Markopaşa, 1946’da yayınlanmaya başlayan, yüksek tirajlı muhalif bir mizah dergisiydi. Adını Marko Apostolidis adlı Rum Ortodoks bir Osmanlı hekiminden alır. Marko Paşanın hikâyesi ise şöyle: Küçük Marko ilk ve orta öğrenimini Siros adasında tamamladı. Sonra, ailesi ile birlikte İstanbul’a gitti. Askeri Tıp Okulunu bitirdi. İyi bir hekim olduğu için kısa süre içinde tanındı. Paşa rütbesi verilen ilk hekim oldu. 1861 yılında Padişah Abdülaziz’in hekimbaşı seçildi. 1871'de Askeri Tıp Okulunun Nazırı seçildi. 1878 yılında da Meclis-i Ayan üyesi oldu. Hilâl-i Ahmer Cemiyetinin kurulmasına yardımcı oldu. Marko Paşa çok sabırlı bir hekim olduğu için, hastalarını uzun uzun dinlerdi. Dertlerine çare bulurdu. Öte yandan onlara manevi huzur ve rahatlık verirdi. Bu özelliği de halk arasında yayıldı. Derdi olan kişiye “derdini Marko Paşaya anlat” diye bir laf ortaya çıktı. Marko Paşa’nın halkın dertlerini dinleyen bu özelliği, halkın dertlerini, sıkıntılarını anlatacak ve ona yol gösterecek Markopaşa adlı derginin adı oldu.

Markopaşa, 1946 yayınlanmaya başladı. İsmet İnönü’nün diktatörü olduğu CHP iktidarına karşı direnen en önemli muhalif bir mevzi idi. Politik bir mizah dergisi idi. CHP’nin ülkeyi ABD’ye yanaştıran politikalarına karşı mücadele ediyordu. Halkın fakirlik ve umutsuzluğunu ortaya koyuyor, kurtuluş yolları gösteriyordu. Bütün bunları, alışılmadık bir tarz ve dil ile yapıyordu. Toplumsal muhalefeti bilmeden örgütlüyordu. Sabahattin Ali, Aziz Nesin, Rıfat Ilgaz, Mustafa Mim Uykusuz, Cuma günleri yayınlanan Markopaşanın yazarlarındandır. Sabahattin Ali “Markopaşa”nın başyazarı, Mustafa Mim Uykusuz da karikatüristi idi. Muhalif bir kimliği olan Markopaşa, bir yandan CHP’nin Amerikancı çizgisiyle, öte yandan CHP’li bürokratlardan destek gören karaborsacı ve harp zenginleriyle mücadele ediyordu.

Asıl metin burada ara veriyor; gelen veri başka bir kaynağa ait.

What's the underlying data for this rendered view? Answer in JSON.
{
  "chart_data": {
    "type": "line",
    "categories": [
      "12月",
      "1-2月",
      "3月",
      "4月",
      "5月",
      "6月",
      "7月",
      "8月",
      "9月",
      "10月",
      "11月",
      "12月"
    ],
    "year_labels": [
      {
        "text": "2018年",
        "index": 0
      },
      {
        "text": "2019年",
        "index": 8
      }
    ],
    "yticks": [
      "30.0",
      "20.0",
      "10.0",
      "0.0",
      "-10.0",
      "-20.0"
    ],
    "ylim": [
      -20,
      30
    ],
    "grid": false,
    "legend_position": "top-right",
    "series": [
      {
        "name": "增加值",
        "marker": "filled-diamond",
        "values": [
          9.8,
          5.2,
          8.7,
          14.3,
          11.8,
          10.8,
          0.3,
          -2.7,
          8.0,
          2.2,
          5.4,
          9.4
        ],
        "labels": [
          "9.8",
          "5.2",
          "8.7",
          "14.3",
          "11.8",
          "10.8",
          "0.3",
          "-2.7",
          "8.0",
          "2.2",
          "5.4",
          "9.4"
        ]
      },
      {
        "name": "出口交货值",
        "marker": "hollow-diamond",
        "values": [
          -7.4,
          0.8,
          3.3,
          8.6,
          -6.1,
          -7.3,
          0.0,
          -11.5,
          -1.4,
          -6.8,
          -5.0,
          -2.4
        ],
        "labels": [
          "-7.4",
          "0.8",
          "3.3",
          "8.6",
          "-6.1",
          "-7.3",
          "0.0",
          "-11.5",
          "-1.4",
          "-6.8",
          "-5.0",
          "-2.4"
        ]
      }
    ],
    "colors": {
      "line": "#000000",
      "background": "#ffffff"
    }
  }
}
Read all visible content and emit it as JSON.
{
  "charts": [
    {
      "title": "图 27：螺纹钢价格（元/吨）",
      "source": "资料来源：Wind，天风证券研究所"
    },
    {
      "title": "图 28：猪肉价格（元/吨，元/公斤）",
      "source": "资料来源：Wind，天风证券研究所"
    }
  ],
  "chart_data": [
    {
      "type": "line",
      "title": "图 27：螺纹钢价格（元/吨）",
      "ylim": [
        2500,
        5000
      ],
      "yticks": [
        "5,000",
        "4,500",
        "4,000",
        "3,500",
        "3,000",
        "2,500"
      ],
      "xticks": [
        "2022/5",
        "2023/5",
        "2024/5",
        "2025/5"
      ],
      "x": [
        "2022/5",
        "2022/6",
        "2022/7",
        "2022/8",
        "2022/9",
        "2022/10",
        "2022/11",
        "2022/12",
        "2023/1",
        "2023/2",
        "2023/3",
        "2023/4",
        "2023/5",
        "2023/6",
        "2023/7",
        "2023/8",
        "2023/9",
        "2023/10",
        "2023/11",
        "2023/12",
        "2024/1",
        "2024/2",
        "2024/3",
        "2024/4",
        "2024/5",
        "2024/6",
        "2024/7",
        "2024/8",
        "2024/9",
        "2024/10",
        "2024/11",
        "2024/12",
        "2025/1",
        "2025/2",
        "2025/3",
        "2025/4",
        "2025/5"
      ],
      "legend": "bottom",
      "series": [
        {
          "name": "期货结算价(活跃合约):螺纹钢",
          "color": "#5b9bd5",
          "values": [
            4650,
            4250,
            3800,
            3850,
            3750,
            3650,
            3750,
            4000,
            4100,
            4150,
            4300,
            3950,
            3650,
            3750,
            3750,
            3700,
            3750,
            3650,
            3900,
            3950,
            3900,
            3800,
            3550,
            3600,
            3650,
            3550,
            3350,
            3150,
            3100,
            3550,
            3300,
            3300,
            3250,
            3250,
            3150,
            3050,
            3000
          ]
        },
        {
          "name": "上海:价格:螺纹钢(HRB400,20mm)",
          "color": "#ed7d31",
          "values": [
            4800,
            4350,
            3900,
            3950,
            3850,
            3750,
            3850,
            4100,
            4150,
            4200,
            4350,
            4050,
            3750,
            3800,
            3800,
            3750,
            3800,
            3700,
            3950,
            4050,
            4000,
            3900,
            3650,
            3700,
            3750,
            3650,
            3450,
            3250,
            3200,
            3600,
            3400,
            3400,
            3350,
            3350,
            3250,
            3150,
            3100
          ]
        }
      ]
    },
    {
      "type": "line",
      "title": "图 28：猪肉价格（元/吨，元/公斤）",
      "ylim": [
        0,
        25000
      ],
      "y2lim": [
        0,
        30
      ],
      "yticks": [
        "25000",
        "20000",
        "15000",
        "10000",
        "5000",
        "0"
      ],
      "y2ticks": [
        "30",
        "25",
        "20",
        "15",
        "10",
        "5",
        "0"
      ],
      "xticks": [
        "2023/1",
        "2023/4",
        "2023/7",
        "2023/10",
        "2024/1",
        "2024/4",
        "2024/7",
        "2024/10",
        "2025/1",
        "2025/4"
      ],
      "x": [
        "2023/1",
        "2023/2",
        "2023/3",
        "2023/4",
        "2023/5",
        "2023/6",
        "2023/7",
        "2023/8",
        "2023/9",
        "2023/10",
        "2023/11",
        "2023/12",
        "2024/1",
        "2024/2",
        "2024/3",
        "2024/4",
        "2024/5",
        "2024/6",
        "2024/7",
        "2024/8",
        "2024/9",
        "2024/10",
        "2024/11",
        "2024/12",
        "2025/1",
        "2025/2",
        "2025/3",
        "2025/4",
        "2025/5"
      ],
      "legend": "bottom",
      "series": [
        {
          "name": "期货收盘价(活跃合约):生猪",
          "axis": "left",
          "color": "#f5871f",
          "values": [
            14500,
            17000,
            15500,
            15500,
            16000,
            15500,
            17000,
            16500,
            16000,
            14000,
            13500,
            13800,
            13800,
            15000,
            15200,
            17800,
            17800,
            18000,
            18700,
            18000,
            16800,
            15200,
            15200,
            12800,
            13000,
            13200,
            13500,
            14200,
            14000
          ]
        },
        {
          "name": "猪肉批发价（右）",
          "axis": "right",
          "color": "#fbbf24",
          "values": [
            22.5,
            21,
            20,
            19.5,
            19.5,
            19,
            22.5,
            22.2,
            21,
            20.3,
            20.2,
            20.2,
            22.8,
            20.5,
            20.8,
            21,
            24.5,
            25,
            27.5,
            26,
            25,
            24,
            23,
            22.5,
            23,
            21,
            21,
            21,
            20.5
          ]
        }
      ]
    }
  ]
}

Muhalif bu duruşu sebebiyle, faşist CHP iktidarının mahkemeleri, Markopaşanın dürüst yazarlarına karşı birçok dava açtı. Derginin bazı sayıları toplatıldı. Bazen de dergi kapatıldı. CHP iktidarının bu faşist uygulamaları sebebiyle, Markopaşanın künyesinde şöyle bir ifade yer alıyordu: “Toplatılmadığı zamanlar çıkar”, “Yazarları hapishanede olmadığı zamanlar çıkar”. Markopaşa kapatılınca, “Merhumpaşa”, “Malumpaşa”, “Yedi-Sekiz Hasanpaşa”, “Hür Markopaşa”, “Bizim Paşa”, “Ali Baba” gibi adlarla aynı çizgide yayınlandı. CHP’nin faşist iktidarı, Markopaşayı yok etmek için sadece hukuku kullanmadı, derginin ekonomik gücünü de zayıflatmak için her türlü hileye başvurmuştur. Ancak derginin yazarları, sadece yazı yazmakla kalmadılar, dergiyi ellerinde sokaklarda da sattılar. O yıllarda gazetelerin tirajları 50.000’den azdı. Oysa “Markopaşa”nın tirajı 60- 70.000 idi.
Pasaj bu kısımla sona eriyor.